Tuesday 18 June 2013

Memorial Ride

Last weekend I went to Montréal for the burial of my grandmother, who passed away in March. It was a remarkable day to celebrate life and family, and it was a great experience for me to reflect on my life. I've therefore decided to write a more personal post, one that explores the grieving process.

The past six months of my life has been marked with numerous transitions, graduating from my masters, moving to Québec, and starting a career in teaching. In the midst of all those changes my grandmother went from being autonomous and healthy to her life coming to an end. During this time I battled with confusion, anger, stress, and sadness; much like anyone who experiences the loss of a loved one and time freezes. Like all the other new elements of my life, this one was simultaneously thrust upon me and painfully slow.

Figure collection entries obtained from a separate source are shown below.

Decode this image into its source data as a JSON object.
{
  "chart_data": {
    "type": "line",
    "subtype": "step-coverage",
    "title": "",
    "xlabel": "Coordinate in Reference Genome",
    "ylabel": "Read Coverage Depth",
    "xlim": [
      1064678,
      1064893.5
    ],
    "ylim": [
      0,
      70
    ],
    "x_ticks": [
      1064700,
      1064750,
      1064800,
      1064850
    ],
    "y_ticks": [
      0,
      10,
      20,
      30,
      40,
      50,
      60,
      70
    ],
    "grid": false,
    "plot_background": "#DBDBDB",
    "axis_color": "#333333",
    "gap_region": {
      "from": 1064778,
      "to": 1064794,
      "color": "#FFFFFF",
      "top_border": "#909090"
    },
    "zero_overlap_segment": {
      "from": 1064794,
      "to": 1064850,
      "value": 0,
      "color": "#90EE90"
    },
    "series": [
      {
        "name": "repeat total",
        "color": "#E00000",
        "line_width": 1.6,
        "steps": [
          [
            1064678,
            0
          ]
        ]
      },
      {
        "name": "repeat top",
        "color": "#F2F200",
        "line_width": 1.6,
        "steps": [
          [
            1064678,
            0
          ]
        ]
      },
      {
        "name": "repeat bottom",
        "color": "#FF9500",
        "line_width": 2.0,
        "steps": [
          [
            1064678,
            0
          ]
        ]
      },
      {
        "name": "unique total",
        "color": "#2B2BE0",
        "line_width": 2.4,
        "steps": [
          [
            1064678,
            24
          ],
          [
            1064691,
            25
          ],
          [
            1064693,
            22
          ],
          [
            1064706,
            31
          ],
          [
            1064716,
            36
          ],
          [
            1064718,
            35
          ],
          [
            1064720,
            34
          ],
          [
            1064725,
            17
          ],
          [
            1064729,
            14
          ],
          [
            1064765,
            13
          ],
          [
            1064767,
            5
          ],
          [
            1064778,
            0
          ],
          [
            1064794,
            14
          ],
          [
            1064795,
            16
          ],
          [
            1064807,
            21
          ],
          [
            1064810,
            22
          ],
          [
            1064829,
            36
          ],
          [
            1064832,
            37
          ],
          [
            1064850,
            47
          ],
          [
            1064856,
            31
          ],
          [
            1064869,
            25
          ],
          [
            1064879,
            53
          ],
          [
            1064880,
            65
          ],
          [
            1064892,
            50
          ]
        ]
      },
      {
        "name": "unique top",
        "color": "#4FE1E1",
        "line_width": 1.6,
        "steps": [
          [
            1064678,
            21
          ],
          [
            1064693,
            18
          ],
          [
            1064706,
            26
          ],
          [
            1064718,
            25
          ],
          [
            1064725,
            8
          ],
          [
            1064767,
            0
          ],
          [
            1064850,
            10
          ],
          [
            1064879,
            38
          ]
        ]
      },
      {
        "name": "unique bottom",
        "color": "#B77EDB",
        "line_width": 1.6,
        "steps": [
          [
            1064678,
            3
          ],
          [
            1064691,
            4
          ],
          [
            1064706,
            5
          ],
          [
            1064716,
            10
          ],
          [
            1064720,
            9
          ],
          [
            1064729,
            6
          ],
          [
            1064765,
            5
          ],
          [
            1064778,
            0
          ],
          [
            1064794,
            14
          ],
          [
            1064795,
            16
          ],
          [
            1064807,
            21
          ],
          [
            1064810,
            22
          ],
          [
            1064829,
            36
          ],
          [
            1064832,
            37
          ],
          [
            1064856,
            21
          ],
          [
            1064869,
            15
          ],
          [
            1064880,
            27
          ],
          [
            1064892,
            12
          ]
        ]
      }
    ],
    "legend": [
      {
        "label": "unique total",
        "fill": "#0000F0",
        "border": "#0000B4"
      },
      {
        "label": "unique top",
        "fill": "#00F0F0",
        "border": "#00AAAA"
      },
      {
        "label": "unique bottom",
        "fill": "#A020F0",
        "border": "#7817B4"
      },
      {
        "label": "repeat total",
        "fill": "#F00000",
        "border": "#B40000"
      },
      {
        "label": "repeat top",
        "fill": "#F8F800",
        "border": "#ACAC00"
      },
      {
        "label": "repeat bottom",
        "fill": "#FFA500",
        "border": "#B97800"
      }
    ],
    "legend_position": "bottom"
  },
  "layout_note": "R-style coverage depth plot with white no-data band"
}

While the funeral offered some closure to me, I wasn't emotionally ready to handle what seemed like one in a long train of transitions. I had felt like I was able to take the changes, but given the tumultuous nature of my life at the time, it was a challenge, and one that I couldn't do while surrounded by family.

Between March and June my life has changed dramatically, and in that I have become more resilient and more focused. Heading to Montréal this time was so different. Standing in the warm sun on Mount Royal's Notre-dame-des-neiges cemetery, I realised that my life was centred and that while we all grieved the loss of an important person in our lives, we were all happy and ready to move forward as a family, which is exactly what grandma would have wanted.

That was powerful enough, but a long afternoon ride, where I joined four family members, embodied the state of my life and my grandmother's death. We rode from the West Island, out to Laval, around the Lake of Two Mountains, to Vaudreuil-Dorion, and back to Montréal. I thought about my grandmother and how her life was centred around Montréal. We had all come back to mark her death at the burial, but riding through the region allowed us to get together and celebrate her life.

I'm comforted that my grandmother's life was centred around Montréal, and while I've never lived there, my life has always revolved around it to a large degree. I'm excited about making decisions in the coming month about where I'm going to be living next, and it may very well be Montréal. My grandma would be proud.